Hardcore Is Where The Home Is

Split by Lagrimas and Habak / Ragdoll Dance by Institute / Fortress Britain by Stingray (clockwise)

One of the pleasures of doing a regular newsletter that I underestimated has been the opportunity to sit down and think more explicitly about the different facets of music.  Not just to enjoy the immediate hit, but to think about it in wider terms.  And one of the aspects that has struck me is what the actual purpose of a split release is.  I must admit I have always been slightly cynical of the motivations behind some – there seems a certain expediency at play.

Yet in more recent years, while expedient examples remain, I have seen an increasing number of split releases where the bands and labels recognise that such projects offer the scope to realise a much more unified vision – one that entwines the participating bands much more intrinsically.  The 2019 Myteri and Procrastinate release on Alerta Antifascista Records is an excellent recent example, and even more recently the Habak and Lagrimas joint release on Persistent Vision is a brilliant illustration of what a well-executed split release can artistically achieve.  So, what makes it such a successful realisation?

First up, both bands have born their sound from the same initial kernel of inspiration, but then evolved this initial influence into a sonic expression that while not entirely disconnected, is certainly recognisably distinctive.  In the case of Habak and Lagrimas both bands are rooted in an emotional hardcore that is infused in equal measure with influences drawn from crust and post- metal.  Each band blend viscerally cathartic hardcore with passages of haunting melody, and harsh, roared vocals with sombrely engaging spoken word.  However, they harness these shared attributes in quite different ways.  Lagrimas deal in fiercely crafted, tightly honed eruptions, while Habak are more expansive in allowing the ebbs and flows of ambient melody to shape their songs.

Second up, both bands have a shared socio-political purpose.  They are deeply imbued with a DIY ethos, and both are explicitly political projects that focus on examining the impacts of current economic systems (and their political enforcement on people’s everyday lives).  What lends even further weight to this shared purpose is that both bands adopt very different lyrical approaches.  Habak, perhaps in keeping with their broader musical sweep, favour more poetic allusive expression, deploying the spectral imagery of an ever-expanding desert to illustrate the rapacious expansion of capitalist rationalities into every corner of people’s existence.  In contrast, Lagrimas favour a more direct, matter-of-fact language that lends a fierce velocity to their exploration of the impact of urban financialisation, gentrification, and economic exploitation on working-class communities in Los Angeles.

And it is the themes that Lagrimas tackle that I’d like to further touch on, linking as they do with some of the same issues that this week’s new arrivals from Stingray and Institute look to address in their songs Inner City and City respectively.  Living in South London it has become transparently clear how urban development, and in particular housing, has become subservient to the needs of real estate capital and a central construct of the governing hegemony.  This has manifested itself in the privileging of developer interests, wholesale privatisation of public land, and people being displaced from their own communities.  Even where communities have successfully resisted, residents have endured over a decade of uncertainty as they have courageously fought off attempts by councils (who purportedly represent them) to demolish their homes.
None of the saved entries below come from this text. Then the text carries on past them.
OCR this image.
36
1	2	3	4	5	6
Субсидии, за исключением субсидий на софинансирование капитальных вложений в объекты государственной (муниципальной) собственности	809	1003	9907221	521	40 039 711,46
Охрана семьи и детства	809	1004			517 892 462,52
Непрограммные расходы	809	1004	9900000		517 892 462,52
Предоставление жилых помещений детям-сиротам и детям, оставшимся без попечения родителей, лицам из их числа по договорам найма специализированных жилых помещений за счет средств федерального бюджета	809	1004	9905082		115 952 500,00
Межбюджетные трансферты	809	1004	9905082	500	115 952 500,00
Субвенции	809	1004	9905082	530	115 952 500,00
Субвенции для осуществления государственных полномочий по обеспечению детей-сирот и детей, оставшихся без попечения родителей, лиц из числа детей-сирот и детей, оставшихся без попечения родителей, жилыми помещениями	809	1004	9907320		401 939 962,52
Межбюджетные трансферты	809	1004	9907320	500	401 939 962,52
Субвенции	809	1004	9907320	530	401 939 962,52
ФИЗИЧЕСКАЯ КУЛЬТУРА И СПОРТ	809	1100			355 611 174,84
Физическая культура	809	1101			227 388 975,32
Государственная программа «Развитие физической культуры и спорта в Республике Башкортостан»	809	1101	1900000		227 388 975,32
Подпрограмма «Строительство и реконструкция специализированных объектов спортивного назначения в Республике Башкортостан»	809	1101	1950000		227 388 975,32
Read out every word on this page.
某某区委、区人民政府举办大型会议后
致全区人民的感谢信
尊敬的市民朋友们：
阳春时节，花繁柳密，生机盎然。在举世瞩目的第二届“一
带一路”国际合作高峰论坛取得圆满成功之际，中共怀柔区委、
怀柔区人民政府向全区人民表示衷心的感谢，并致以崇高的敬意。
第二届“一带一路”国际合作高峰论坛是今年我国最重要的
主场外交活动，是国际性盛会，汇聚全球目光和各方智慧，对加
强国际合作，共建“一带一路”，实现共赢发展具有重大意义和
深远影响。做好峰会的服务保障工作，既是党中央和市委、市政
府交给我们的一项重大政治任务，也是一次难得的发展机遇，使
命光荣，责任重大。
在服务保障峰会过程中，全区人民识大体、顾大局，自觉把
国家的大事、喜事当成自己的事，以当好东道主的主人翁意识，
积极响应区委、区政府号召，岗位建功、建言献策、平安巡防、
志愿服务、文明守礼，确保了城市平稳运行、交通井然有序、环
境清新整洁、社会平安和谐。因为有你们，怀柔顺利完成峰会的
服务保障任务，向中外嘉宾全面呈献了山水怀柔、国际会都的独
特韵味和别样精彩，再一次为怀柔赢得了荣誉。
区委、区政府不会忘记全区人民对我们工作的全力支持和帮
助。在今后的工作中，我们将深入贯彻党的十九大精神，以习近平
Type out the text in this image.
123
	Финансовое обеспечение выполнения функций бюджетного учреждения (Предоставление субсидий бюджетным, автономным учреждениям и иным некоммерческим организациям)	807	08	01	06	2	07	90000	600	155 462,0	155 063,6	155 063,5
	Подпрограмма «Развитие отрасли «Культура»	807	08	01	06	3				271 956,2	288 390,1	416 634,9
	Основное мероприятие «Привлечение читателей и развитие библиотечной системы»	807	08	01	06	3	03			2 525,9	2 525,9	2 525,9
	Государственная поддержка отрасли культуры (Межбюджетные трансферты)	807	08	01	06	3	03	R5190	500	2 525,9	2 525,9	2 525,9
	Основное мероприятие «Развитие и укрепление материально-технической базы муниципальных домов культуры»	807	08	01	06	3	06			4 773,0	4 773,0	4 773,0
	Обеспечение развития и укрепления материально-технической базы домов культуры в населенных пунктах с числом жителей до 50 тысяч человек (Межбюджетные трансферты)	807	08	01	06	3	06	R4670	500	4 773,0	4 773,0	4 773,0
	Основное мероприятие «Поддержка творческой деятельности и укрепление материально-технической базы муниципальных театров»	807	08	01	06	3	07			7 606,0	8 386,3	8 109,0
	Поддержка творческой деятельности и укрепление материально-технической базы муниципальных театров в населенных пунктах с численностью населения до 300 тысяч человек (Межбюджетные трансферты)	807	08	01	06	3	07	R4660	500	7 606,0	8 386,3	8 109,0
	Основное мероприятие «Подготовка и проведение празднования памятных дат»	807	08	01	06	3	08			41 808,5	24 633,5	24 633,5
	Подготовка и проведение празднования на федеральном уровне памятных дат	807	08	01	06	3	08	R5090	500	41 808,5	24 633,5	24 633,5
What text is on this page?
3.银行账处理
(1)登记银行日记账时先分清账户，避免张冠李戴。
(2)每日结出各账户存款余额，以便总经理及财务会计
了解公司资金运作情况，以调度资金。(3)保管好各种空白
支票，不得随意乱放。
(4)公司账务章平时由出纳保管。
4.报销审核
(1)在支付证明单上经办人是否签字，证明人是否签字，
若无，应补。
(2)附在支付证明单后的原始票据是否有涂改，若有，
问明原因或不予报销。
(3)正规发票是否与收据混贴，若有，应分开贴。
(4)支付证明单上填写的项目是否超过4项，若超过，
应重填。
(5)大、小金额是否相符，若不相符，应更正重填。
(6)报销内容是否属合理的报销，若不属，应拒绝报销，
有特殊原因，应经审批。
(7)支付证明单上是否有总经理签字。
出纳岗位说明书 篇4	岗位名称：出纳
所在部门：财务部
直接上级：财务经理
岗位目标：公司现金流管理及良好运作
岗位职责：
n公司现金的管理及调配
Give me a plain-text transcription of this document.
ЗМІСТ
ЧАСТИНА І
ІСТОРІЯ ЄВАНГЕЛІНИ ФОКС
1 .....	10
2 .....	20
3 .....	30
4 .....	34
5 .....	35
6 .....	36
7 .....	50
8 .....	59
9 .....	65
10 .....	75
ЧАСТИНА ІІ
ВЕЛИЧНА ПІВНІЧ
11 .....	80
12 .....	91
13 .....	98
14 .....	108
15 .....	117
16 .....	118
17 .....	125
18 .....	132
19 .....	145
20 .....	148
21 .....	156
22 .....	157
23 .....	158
Now, while the elements of any city’s development are specific to it (Anna Minton’s Big Capital: Who is London For? and City of Quartz: Excavating The Future In Los Angeles by Mike Davis are decent starting points for London and Los Angeles), there are also readily identifiable themes that connect lived experiences and patterns of urban development across major cities.  It is these core underlying forces that Lagrimas’ lyrical approach bring so effectively to life, and they can be as readily applied to London as to their home city.  It began with a process of stigmatisation of working-class housing that was purpose built in the heart of London and framing these communities as undeserving of such location (Illusions of Success) and the wholesale privatisation of much social housing, which has seen the return of an exploitative rental market (Mandatory Overtime) that is wildly disconnected from the economic realities of much modern work.  The result is people being forced from their own communities (I Can’t Afford It) with the inevitable insecurity and instability that this introduces to people’s lives, and already socio-economically marginalised communities (No Resources) bear the brunt of this ‘regeneration’.  As Stingray examine in Inner City, this slow violence of resident stigmatisation and relentless cost-cutting sowed the seeds for the Grenfell Tower fire in West London that resulted in 72 deaths on 14th June 2017.

With those in power (and aspiring to it) mired in a failed consensus that treats housing as a financial instrument as opposed to a social good, it is great to see hardcore bands willing to confront the issue.  Songs rarely change the world, but they can force us to question what we see and, hopefully, increase our understanding of what we need to work to change.